A headline in yesterday’s Guardian read:
‘Save jobs and sell the Hockney? The dilemma laying bare inequality in the arts.’
The paper’s cultural affairs writer Charlotte Higgins goes on to discuss the ability of the Royal Opera House to sell a David Hockney portrait of its onetime director David Webster in order to fund daily operations. Her general tenor is something like this- that the opera house has something of this value to sell when so many other failing albeit less vaunted institutions don’t renders the opera house as bad. And that, of course, the Hockney will sell for an uber price and disappear from view into the clutches of a super-rich collector, that’s even more bad.
Hmmm…
You know, for myself I like high culture of the type that the Royal Opera House represents. Am I an elitist, a social climber, someone trying to, in the words of another era, ape my betters? No- I like what I like, and can think of very few other times I’ve had as much enjoyment than by watching a performance at Covent Garden, even squashed into one of the wildly uncomfortable seats in the stalls, and queueing for a small, lukewarm drink in one of the appropriately named crush bars, or having my nostrils assaulted by the smell of damp woolen clothing too long awaiting dry cleaning whilst in line at the cloakroom.

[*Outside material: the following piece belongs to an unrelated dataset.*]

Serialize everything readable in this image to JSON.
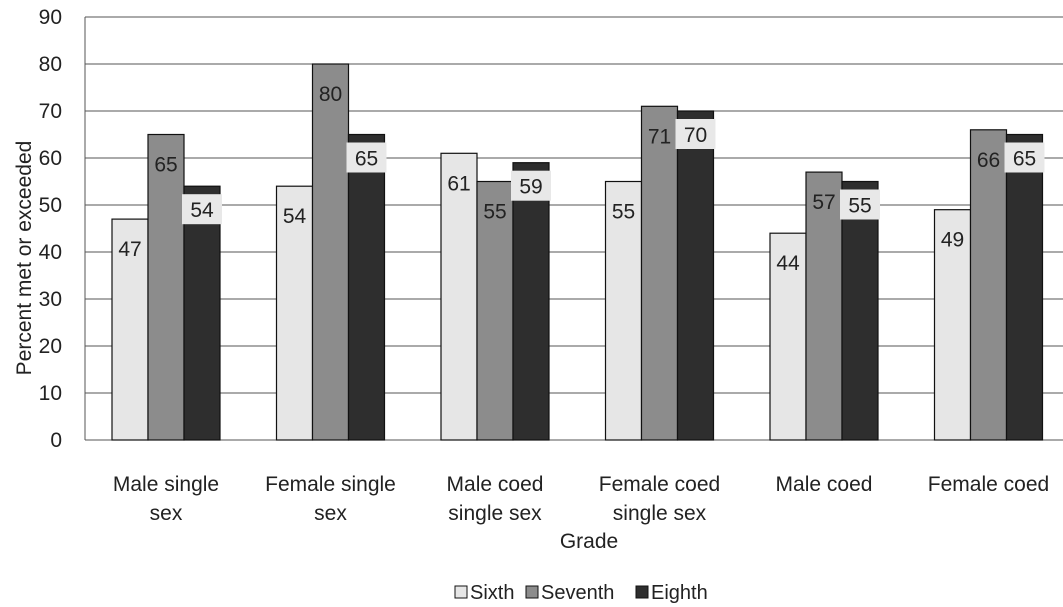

Who would ever think the Royal Opera House would be on the ropes? Or the Metropolitan Museum in New York? And the list goes on inexorably and worldwide- and, let’s not forget, this is a juggernaut though hugely exacerbated by the COVID pandemic, was already well underway beforehand. The arts and culture generally, high and low, have had an increasingly tough slog for years. The internet and 1,000 channel TV and global fixation on handheld devices will continue to erode an interest in cultural institutions when the COVID pandemic is an unpleasant memory.

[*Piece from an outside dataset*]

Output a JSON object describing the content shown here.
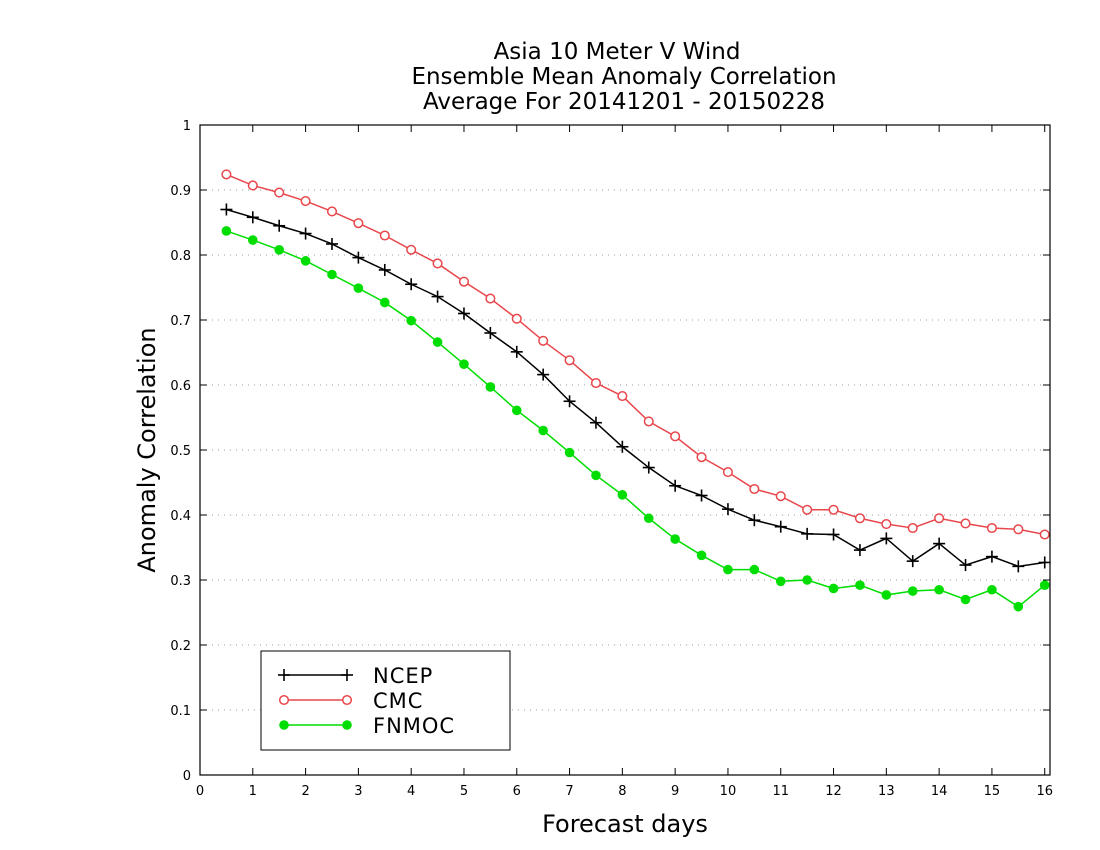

As my last blog entry argued for the sale of a Jackson Pollack painting to keep the doors open and the lights on at a small survey art museum, I would plump even more strongly for the Royal Opera House to sell a Hockney painting, an object that is hardly central to what it is the opera house does.
That not every regional opera house or performance venue has something of similar value to sell to keep the wolf from the door- well, what can I say? In a better world than this, all arts organizations would be well-funded and succeeding based on grassroots support of their various constituencies, with that support topped up by right-thinking, enlightened governments.
But that’s not going to happen any time soon, or certainly not soon enough to stave off the closure of the likes of the Royal Opera House. Charlotte Higgins in her Guardian article writes about how, once cultural artifacts are sold off and gone, they are gone for good. She’s right, of course, but even more’s the pity if, for want of a sale of a small, adjunct component in the form of a Hockney painting, the Royal Opera House itself were gone for good.